The project brings together the province of Groningen, the Land of Niedersachsen, the city of Bremen, infrastructure managers ProRail and DB Netz, and the Dutch Ministry of Infrastructure & Water Management, backed by an €8·3m EU grant awarded in 2015.

Its aims include ‘effectively eliminating physical border limitations’, but the damage to the bridge has required the cross-border leg of services to be replaced by buses.

Replacement of the bridge will be a major task, and construction of large swing bridges is now relatively rare. Complicating the plans, a shipbuilding company is keen for the replacement bridge to have a wider span, enabling it to build larger cruise ships at its upstream yard. The shipyard is significant local employer, but concerns have been raised that the additional cost of building a wider bridge rather than a like-for-like replacement could be construed as state aid.

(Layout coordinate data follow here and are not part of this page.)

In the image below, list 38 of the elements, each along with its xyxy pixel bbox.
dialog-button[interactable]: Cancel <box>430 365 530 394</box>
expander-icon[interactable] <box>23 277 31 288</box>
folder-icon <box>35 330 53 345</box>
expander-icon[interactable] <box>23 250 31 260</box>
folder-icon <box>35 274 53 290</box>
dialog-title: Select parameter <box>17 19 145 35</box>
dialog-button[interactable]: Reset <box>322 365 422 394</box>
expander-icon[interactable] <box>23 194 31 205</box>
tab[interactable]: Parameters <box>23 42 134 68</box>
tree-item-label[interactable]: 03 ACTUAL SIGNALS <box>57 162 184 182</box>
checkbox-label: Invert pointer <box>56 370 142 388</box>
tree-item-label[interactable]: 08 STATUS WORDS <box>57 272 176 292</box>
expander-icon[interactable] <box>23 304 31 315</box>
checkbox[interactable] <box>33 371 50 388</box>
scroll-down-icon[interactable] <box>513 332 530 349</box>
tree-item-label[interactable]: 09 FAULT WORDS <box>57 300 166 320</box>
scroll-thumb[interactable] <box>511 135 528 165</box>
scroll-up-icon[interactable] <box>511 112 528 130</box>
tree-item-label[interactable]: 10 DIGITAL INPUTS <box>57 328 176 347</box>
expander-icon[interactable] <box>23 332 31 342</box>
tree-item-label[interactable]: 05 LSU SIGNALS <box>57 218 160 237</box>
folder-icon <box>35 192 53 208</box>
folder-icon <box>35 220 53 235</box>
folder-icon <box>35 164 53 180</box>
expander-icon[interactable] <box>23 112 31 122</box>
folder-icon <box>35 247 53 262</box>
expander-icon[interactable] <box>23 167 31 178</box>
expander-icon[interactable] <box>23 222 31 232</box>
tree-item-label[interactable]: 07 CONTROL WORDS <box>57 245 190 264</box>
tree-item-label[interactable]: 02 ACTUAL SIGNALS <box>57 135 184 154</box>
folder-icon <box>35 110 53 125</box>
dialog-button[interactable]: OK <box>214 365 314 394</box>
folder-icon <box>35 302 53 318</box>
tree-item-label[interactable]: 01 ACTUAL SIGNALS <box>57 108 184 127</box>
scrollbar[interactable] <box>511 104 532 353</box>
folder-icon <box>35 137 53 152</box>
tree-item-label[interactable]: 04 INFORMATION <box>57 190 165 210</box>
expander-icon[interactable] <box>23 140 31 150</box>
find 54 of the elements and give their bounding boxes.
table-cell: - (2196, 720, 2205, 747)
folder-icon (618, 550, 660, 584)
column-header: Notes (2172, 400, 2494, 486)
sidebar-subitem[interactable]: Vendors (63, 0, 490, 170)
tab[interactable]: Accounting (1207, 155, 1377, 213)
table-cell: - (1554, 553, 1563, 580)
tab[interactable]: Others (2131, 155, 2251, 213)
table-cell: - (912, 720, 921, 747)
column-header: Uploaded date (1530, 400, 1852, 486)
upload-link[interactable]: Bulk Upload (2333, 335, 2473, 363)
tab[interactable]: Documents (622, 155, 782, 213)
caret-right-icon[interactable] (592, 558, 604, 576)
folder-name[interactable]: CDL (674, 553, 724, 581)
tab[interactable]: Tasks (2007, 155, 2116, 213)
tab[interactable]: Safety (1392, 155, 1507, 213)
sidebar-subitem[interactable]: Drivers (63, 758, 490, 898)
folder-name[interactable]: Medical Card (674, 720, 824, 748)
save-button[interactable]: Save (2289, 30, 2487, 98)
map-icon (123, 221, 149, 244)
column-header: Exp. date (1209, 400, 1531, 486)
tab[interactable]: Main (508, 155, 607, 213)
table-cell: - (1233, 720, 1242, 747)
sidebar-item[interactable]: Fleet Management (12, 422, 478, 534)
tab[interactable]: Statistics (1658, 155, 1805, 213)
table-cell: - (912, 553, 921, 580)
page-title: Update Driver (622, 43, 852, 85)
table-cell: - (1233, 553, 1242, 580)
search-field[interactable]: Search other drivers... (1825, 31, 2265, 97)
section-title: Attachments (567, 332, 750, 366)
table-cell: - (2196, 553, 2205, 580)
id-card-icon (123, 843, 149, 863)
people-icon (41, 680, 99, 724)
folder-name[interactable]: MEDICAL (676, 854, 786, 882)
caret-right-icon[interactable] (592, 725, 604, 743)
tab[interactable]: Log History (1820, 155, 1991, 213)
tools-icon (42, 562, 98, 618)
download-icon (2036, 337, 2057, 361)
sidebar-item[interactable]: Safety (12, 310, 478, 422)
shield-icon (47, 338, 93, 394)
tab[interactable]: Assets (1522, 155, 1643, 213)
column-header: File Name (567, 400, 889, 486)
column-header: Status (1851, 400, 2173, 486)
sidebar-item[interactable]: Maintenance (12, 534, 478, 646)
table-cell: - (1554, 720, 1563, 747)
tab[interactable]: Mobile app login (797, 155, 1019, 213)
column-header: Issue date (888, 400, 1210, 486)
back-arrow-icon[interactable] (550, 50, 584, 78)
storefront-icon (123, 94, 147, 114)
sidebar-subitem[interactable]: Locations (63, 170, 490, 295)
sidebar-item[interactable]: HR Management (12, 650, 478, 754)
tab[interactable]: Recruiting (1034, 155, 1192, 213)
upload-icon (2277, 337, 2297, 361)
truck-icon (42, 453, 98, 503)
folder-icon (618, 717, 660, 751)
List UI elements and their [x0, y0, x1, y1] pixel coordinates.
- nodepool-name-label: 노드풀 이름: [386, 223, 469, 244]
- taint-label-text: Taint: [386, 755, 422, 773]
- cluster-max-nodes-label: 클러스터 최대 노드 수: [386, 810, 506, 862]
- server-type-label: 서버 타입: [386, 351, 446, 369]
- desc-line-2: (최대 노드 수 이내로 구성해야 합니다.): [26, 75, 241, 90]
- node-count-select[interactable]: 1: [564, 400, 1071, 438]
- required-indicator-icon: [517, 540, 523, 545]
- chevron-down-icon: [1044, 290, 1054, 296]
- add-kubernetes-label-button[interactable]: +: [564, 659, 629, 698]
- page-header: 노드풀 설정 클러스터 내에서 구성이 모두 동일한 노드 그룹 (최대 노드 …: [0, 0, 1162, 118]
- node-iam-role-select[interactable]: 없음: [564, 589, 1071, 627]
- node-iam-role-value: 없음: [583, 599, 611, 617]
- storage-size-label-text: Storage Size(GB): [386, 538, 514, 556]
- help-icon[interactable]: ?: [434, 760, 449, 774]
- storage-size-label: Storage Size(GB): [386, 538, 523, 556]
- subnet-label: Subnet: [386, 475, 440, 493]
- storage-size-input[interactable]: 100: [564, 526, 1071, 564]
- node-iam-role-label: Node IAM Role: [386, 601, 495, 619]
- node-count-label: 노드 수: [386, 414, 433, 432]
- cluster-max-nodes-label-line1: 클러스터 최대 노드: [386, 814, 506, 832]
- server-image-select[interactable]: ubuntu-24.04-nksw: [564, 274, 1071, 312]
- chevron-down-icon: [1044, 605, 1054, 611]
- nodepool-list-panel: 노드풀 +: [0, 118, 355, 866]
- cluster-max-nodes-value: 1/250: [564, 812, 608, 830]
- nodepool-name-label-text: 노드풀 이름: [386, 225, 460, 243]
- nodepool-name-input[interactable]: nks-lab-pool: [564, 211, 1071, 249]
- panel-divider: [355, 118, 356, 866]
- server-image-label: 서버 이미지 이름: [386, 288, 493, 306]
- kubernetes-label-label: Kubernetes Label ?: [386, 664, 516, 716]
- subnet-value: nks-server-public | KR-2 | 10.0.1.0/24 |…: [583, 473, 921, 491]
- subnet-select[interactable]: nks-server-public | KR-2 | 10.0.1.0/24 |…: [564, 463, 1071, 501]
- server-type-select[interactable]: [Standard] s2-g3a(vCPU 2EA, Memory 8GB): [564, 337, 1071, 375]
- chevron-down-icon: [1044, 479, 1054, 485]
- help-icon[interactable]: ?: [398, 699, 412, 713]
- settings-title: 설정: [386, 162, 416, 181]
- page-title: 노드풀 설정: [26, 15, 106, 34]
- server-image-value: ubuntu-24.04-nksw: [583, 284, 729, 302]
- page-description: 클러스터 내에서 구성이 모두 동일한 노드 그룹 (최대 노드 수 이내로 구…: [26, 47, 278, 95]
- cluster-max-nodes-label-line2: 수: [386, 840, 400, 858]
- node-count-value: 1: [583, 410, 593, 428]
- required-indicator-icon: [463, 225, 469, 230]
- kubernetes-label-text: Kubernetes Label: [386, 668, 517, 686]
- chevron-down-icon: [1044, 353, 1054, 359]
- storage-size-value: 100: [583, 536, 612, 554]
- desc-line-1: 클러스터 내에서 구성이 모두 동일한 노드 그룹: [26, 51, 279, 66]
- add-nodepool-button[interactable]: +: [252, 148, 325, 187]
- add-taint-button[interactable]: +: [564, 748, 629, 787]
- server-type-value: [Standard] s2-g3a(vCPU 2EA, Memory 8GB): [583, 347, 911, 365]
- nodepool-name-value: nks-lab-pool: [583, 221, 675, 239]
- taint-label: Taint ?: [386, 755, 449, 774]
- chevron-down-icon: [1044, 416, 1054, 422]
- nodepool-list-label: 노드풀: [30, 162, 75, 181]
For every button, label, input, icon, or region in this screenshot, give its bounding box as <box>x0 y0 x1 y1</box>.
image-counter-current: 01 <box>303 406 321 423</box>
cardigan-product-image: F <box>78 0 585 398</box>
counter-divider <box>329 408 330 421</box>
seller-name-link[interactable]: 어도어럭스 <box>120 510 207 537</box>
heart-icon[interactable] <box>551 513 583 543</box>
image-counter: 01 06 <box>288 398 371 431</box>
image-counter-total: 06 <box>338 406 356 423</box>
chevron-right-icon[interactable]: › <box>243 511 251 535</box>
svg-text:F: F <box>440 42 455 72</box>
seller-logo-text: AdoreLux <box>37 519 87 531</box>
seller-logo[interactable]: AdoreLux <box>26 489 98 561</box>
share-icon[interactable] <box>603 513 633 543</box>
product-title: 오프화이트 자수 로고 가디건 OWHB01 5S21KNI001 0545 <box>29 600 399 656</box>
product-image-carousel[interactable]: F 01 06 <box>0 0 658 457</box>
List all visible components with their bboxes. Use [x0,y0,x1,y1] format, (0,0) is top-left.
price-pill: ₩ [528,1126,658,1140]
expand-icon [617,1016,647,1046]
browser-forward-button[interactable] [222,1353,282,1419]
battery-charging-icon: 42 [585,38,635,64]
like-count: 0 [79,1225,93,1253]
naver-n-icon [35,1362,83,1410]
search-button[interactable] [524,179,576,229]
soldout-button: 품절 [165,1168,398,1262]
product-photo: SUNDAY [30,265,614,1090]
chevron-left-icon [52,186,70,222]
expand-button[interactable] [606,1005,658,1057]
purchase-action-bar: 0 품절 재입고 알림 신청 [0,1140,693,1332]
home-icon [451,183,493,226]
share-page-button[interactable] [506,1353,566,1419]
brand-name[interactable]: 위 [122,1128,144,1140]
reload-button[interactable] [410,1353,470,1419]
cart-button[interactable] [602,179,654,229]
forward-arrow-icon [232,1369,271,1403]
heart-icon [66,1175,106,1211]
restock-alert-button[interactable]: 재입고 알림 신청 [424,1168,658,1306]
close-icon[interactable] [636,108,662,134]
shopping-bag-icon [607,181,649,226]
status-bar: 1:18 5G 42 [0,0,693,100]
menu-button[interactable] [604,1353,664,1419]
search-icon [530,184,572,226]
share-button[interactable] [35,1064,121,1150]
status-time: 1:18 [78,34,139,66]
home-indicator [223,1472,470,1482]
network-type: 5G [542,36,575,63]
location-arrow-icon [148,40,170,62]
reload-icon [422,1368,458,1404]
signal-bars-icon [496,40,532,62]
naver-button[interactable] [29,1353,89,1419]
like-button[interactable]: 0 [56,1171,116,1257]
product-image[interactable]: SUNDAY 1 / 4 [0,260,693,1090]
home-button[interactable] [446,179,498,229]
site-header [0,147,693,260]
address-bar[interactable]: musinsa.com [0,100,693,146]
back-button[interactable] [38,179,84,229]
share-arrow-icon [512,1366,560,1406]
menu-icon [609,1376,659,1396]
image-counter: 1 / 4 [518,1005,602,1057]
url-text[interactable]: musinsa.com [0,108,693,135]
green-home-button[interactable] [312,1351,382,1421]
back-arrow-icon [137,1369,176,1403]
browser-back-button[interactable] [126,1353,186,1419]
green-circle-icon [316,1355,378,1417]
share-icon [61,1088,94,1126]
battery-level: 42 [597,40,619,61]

Wunderline now hopes that the bridge could be replaced by 2024, and points to the steady ridership which has been seen despite the use of replacement buses as evidence of high potential demand for an improved rail service.

Short-term improvements which have already been agreed include a Groningen add-on for the Niedersachsen-Ticket and the opening of a DB information point in Groningen. As well as reinstating the bridge, Wunderline’s long-term ambitions include double-tracking, easing curves and signalling and platform modification works which would provide a journey time of just over 2 h between Groningen and Bremen from 2030, including a change of trains in Leer. There is a long-term ambition for through running, possible procured through a cross-border operating contract to be awarded jointly by Dutch and German regional authorities.

Wunderline’s studies have identified little potential to develop freight traffic on the route, and so its focus is on passenger services. Plans include improved door-to-door travel, particularly on the German section of the route.